Conditional expectation problem 2

Question

Let $X_{1},...,X_{n}$ be i.i.d. random variables such that $E|X_{i}|< \infty$ for $i=1,..,n$. Consider the sigma-algebra $ \mathcal{G}=\sigma(X_{1}+...+X_{n})$. I have to show that $E(X_{i}|\mathcal{G})=E(X_{1}|\mathcal{G})$ for $i=1,..n$ . I suspect that I should use the definition of the conditional expectation and take advantage of the sigma-algebra stucture, but I can not figure out the way. Any help would be appreciated. Thanks in advance.

Answer 1

By definition of Conditional Expectation, $Y=E(X_{1}|\mathcal{G})$ if the following conditions holds:

1. $Y$ is $\mathcal{G}$-measurable,
2. $E\left[Y\cdot\mathbf{1}_{G}\right]=E\left[X_1\cdot\mathbf{1}_{G}\right]$ for any $G\in \mathcal G$, where $\mathbf{1}_{G}$ is indicator function.
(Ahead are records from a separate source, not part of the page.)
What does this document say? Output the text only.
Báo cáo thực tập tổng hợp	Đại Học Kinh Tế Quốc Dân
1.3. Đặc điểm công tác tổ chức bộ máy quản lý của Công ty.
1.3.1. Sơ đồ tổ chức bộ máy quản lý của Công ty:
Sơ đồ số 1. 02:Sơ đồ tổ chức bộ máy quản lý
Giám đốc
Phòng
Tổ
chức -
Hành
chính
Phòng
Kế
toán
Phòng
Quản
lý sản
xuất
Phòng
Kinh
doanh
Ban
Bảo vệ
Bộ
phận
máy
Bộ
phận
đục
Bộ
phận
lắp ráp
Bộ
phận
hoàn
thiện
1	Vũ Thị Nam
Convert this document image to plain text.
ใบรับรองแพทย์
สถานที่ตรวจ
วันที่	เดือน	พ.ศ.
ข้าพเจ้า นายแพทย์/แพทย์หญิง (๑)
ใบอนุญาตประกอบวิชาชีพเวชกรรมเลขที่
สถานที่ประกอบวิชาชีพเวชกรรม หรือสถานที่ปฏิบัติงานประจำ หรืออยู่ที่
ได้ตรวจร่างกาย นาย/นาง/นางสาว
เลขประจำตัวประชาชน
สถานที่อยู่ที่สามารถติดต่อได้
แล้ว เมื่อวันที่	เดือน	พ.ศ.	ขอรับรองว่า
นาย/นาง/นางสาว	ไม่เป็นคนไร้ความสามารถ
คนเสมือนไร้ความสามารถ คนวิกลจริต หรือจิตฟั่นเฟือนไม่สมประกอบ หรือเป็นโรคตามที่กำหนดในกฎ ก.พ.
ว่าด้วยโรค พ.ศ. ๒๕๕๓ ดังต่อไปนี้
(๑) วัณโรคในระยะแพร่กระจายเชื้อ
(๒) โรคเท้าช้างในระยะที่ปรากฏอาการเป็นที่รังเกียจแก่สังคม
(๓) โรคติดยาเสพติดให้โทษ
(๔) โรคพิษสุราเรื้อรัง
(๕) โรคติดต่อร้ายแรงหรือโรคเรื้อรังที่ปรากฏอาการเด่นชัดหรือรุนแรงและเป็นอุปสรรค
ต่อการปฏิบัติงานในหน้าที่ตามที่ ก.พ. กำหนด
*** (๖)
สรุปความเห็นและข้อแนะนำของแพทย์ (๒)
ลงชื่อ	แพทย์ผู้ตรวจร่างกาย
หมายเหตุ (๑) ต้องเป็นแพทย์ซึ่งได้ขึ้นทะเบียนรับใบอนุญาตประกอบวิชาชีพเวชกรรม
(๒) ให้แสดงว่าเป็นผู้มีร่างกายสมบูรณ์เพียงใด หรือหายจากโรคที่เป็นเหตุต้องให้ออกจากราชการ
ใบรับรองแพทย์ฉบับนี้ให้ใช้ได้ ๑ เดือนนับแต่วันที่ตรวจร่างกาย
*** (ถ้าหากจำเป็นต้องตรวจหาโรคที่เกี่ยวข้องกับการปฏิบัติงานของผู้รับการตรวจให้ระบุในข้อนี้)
Let us check whether $Y=E(X_{1}|\mathcal{G})$ coincide with $E(X_{i}|\mathcal{G})$. We need to check conditions similar to 1,2.

1. $Y$ is $\mathcal{G}$-measurable,
2. $E\left[Y\cdot\mathbf{1}_{G}\right]=E\left[X_i\cdot\mathbf{1}_{G}\right]$ for any $G\in \mathcal G$.

The first condition is satisfied automatically. To check 2nd, one need to prove only that $E\left[X_i\cdot\mathbf{1}_{G}\right]=E\left[X_1\cdot\mathbf{1}_{G}\right]$ for any $G\in \mathcal G$.

Remind that any set $G\in\mathcal G$ has the form $G=\{X_1+\ldots+X_n\in B\}$ for some Borel $B$.

Since $X_1,\ldots,X_n$ are i.i.d., distributions of random vectors $$(X_1,\ldots,X_i,\ldots,X_n) \text{ and } (X_i,\ldots,X_1,\ldots,X_n)$$ are the same (both are products of the same marginal distributions). And the distributions of any measurable function of the first vector is the same as the distribution of this function of the second vector. Therefore $$X_i\cdot\mathbf{1}_{\{X_1+\ldots+X_n\in B\}}\overset{d}{=}X_1\cdot\mathbf{1}_{\{X_1+\ldots+X_n\in B\}}$$ for any $B\in\mathfrak B(\mathbb R)$ and their expectations coincide: $$E\left[X_i\cdot\mathbf{1}_{G}\right]\equiv E\left[X_1\cdot\mathbf{1}_{G}\right] $$

We check that $Y=E(X_{1}|\mathcal{G})$ satisfies the definition of $E(X_{i}|\mathcal{G})$. Then $$Y=E(X_{1}|\mathcal{G})=E(X_{i}|\mathcal{G}) \text{ a.s.}$$

Answer 2

A physicist would use an argument by symmetry -- all $X_i$ are iid, and you are conditioning on the symmetric events, so how could you possibly tell any difference between any of the individual random variables? Not only expected values, but variances, etc etc would be the same.